The expectation strand starts with a think-pair-share around two simple statements: In a classroom, a teacher’s job is to: and In a classroom, a student’s job is to:. Students individually completed these two statements with several bullet points. Next, they shared out their responses with their group members to create a ‘super-answer.’ Finally, students accessed a Google form with these two statements on them via a web browser on their phone or iPod touch, a QR code on the wall in several places, or on the shared classroom computer and uploaded their ‘super-answer’ to a spreadsheet.


The next day (today), I explained how Google forms worked and copied and pasted the entire ‘student job’ column and created a Wordle out of it. After explaining how Wordle generated its word clouds, students collaborated with their groups to create phrases that expressed their expectations for themselves and for me based on the largest words in the cloud. After getting an expectation from every group and recording them, we repeated the process with the ‘teacher job’ column. Finally, after collecting information from all of my classes today, I compared the lists and came up with a list of seven student-generated expectations for themselves and for me for our two years together. 


Tomorrow students will have the opportunity to approve or modify the list of expectations that they created.
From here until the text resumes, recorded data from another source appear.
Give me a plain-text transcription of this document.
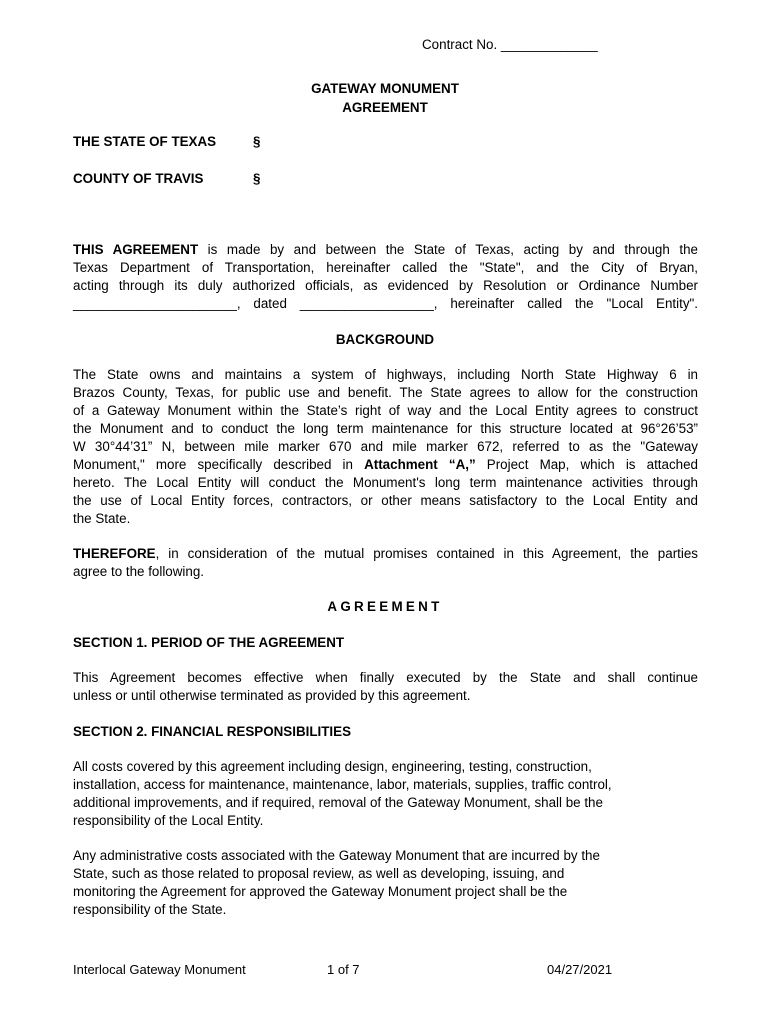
Contract No. _____________
GATEWAY MONUMENT
AGREEMENT
THE STATE OF TEXAS	§
COUNTY OF TRAVIS	§
THIS AGREEMENT is made by and between the State of Texas, acting by and through the
Texas Department of Transportation, hereinafter called the "State", and the City of Bryan,
acting through its duly authorized officials, as evidenced by Resolution or Ordinance Number
______________________, dated __________________, hereinafter called the "Local Entity".
BACKGROUND
The State owns and maintains a system of highways, including North State Highway 6 in
Brazos County, Texas, for public use and benefit. The State agrees to allow for the construction
of a Gateway Monument within the State’s right of way and the Local Entity agrees to construct
the Monument and to conduct the long term maintenance for this structure located at 96°26’53”
W 30°44’31” N, between mile marker 670 and mile marker 672, referred to as the "Gateway
Monument," more specifically described in Attachment “A,” Project Map, which is attached
hereto. The Local Entity will conduct the Monument's long term maintenance activities through
the use of Local Entity forces, contractors, or other means satisfactory to the Local Entity and
the State.
THEREFORE, in consideration of the mutual promises contained in this Agreement, the parties
agree to the following.
AGREEMENT
SECTION 1. PERIOD OF THE AGREEMENT
This Agreement becomes effective when finally executed by the State and shall continue
unless or until otherwise terminated as provided by this agreement.
SECTION 2. FINANCIAL RESPONSIBILITIES
All costs covered by this agreement including design, engineering, testing, construction,
installation, access for maintenance, maintenance, labor, materials, supplies, traffic control,
additional improvements, and if required, removal of the Gateway Monument, shall be the
responsibility of the Local Entity.
Any administrative costs associated with the Gateway Monument that are incurred by the
State, such as those related to proposal review, as well as developing, issuing, and
monitoring the Agreement for approved the Gateway Monument project shall be the
responsibility of the State.
Interlocal Gateway Monument	1 of 7	04/27/2021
Once I receive final approval, the expectations will be put up on a poster in the room for the rest of our time together. So what is the list for tomorrow – what did my students come up with? The list of student expectations is to listen, ask questions, respect everyone, work until you understand, participate, be productive, and learn from everyone. I am expected to grade fairly, help students problem solve, be patient, make learning interesting and fun, help students understand material, listen, and learn from everyone. Needless to say, I’m psyched with how these lists turned out.

I like this activity for a couple reasons: we are talking about expectations, not rules. Students are generating everything – they set the expectations, not me. And finally, students get used to using technology in my classroom.  Thoughts? Tweaks? What do you do to establish expectations in your classroom?